TW: I still think many folks believe health care reform is focused on providing more health care to the poor. It is not. It is focused on those working and middle class folks who for various reasons struggle to obtain care. Amongst other attributes, universal care would facilitate labor market participation by those currently likely to drop out due to health reasons. More importantly how would the nattering nabobs of health care reform negativity address the situation outlined below.
From Economist describing a Nic Kristof story from NYT:
"...what it's like to have a brain disease in America when you don't have health insurance. John Brodniak, a sawmill worker from Mr Kristof's hometown in Oregon, was diagnosed this spring with an abnormal growth of blood vessels in the brain which periodically leaks, causing him intense pain, blackouts, and memory loss. He was 23.

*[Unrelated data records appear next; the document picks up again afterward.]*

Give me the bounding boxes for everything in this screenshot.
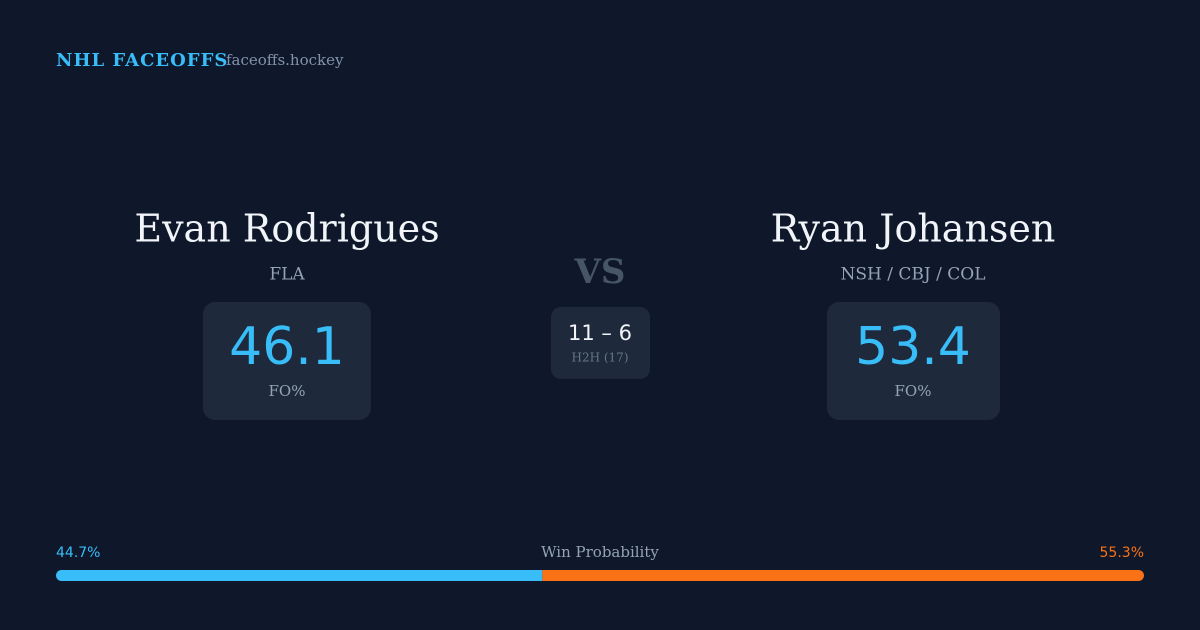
win-probability-title: Win Probability (541, 543, 659, 561)
probability-segment (542, 570, 1144, 581)
probability-label: 55.3% (1100, 545, 1144, 561)
h2h-record: 11 – 6 (568, 321, 632, 345)
versus: VS (574, 252, 626, 292)
probability-segment (56, 570, 543, 581)
probability-bar (56, 570, 1144, 581)
fo-percent: 46.1 (229, 317, 345, 377)
fo-label: FO% (269, 382, 306, 400)
player-name: Ryan Johansen (771, 207, 1056, 251)
fo-label: FO% (895, 382, 932, 400)
brand-title: NHL FACEOFFS (56, 50, 228, 71)
h2h-box (551, 307, 650, 379)
stat-box (203, 302, 371, 420)
h2h-label: H2H (17) (571, 351, 628, 365)
stat-box (827, 302, 1000, 420)
fo-percent: 53.4 (855, 317, 971, 377)
brand-site: faceoffs.hockey (226, 51, 344, 69)
player-team: NSH / CBJ / COL (841, 265, 986, 285)
player-name: Evan Rodrigues (134, 207, 439, 251)
probability-label: 44.7% (56, 545, 100, 561)
player-team: FLA (269, 265, 305, 285)
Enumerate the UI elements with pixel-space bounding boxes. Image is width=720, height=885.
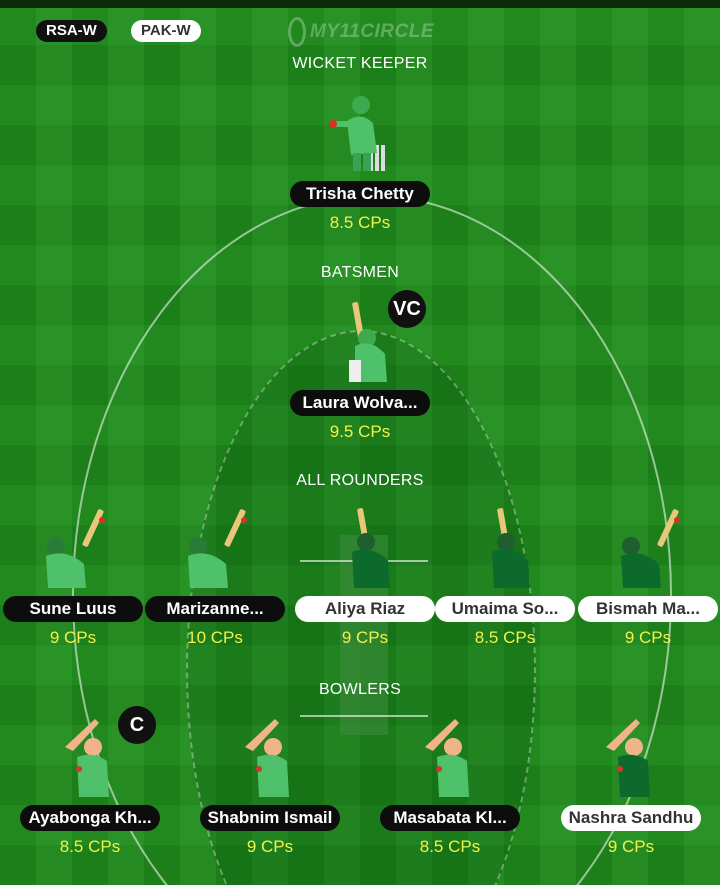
player-name: Shabnim Ismail	[200, 805, 340, 831]
player-credits: 10 CPs	[187, 628, 243, 647]
bowler-icon	[606, 719, 650, 797]
team-badge-pak: PAK-W	[131, 20, 201, 42]
section-title-all-rounders: ALL ROUNDERS	[296, 472, 424, 489]
player-credits: 9 CPs	[246, 837, 294, 856]
batsman-icon	[352, 508, 390, 588]
player-credits: 8.5 CPs	[59, 837, 121, 856]
brand-logo: MY11CIRCLE	[288, 16, 434, 48]
logo-text: MY11CIRCLE	[310, 21, 434, 42]
batsman-icon	[188, 509, 247, 588]
player-credits: 9 CPs	[341, 628, 389, 647]
bowler-icon	[65, 719, 109, 797]
batsman-icon	[46, 509, 105, 588]
player-credits: 8.5 CPs	[474, 628, 536, 647]
player-credits: 9 CPs	[607, 837, 655, 856]
player-credits: 9.5 CPs	[329, 422, 391, 441]
section-title-bowlers: BOWLERS	[318, 681, 402, 698]
player-name: Aliya Riaz	[295, 596, 435, 622]
player-name: Nashra Sandhu	[561, 805, 701, 831]
player-name: Laura Wolva...	[290, 390, 430, 416]
player-name: Masabata Kl...	[380, 805, 520, 831]
section-title-batsmen: BATSMEN	[320, 264, 400, 281]
crease-line	[300, 715, 428, 717]
top-bar	[0, 0, 720, 8]
player-credits: 8.5 CPs	[329, 213, 391, 232]
player-name: Umaima So...	[435, 596, 575, 622]
batsman-icon	[621, 509, 680, 588]
logo-icon	[288, 17, 307, 47]
captain-badge: C	[118, 706, 156, 744]
bowler-icon	[425, 719, 469, 797]
player-credits: 8.5 CPs	[419, 837, 481, 856]
team-badge-rsa: RSA-W	[36, 20, 107, 42]
batsman-icon	[349, 302, 387, 382]
player-credits: 9 CPs	[624, 628, 672, 647]
batsman-icon	[492, 508, 530, 588]
bowler-icon	[245, 719, 289, 797]
player-name: Sune Luus	[3, 596, 143, 622]
player-credits: 9 CPs	[49, 628, 97, 647]
player-name: Trisha Chetty	[290, 181, 430, 207]
vice-captain-badge: VC	[388, 290, 426, 328]
wicket-keeper-icon	[329, 96, 385, 171]
player-name: Ayabonga Kh...	[20, 805, 160, 831]
player-name: Marizanne...	[145, 596, 285, 622]
player-name: Bismah Ma...	[578, 596, 718, 622]
section-title-wicket-keeper: WICKET KEEPER	[292, 55, 428, 72]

'With John unable to work, he lost his job — and his insurance coverage. [His wife] Esther had insurance for herself and for her two children (from a previous marriage) through her job building manufactured homes. But she couldn’t add John to her plan because of his pre-existing condition.
Without insurance, John has been unable to get surgery or even help managing the pain. When he collapses or suffers particularly excruciating headaches, Esther rushes him to the emergency room of one hospital or another, but an E.R. can’t do much for him. One hospital has told them not to come back unless he gets insurance, they say.
Esther used up her family leave time to look after her new husband. “Then I went back to work, and he fell several times,” she said. “I told my boss that I had to quit. Taking care of John was more important than building someone else’s house.”
That meant that the couple had no income—and no insurance for anyone in the family, including the children. Neighbors have helped, and a community program has paid the rent so that they are not homeless. But bills are piling up, and John and Esther don’t know how they will cope.
The doctors warn that pressure from the growth could lead a major blood vessel nearby to burst, killing him. “They tell me I’m a time bomb,” John said.'
When Ted Kennedy died in August, a number of right-wing commentators made the absurd suggestion that creating a universal health-insurance system in America was risky because, in such a system, the 77-year-old Mr Kennedy might not have been eligible for the high-quality care he received for a possibly inoperable brain tumour in the final year of his life. John Brodniak is a young, healthy man dying of an operable brain growth because America's current insurance system will not cover him.
Mr Brodniak's story is not without its complications: he has qualified for an Oregon Medicaid programme, but no hospital in the area will accept its low reimbursement rates for the treatment he needs. The health-reform plan currently moving through Congress would remedy such situations by requiring private insurance plans to accept people like Mr Brodniak, regardless of pre-existing conditions, and providing subsidies for those too poor to afford private plans. But the main point is that the idea that people might be refused urgent, life-saving medical care for fiscal reasons isn't some kind of future dystopia. It's the way things are right now. If we call that a "death panel", we're all sitting on it, and John Brodniak is waiting for our verdict."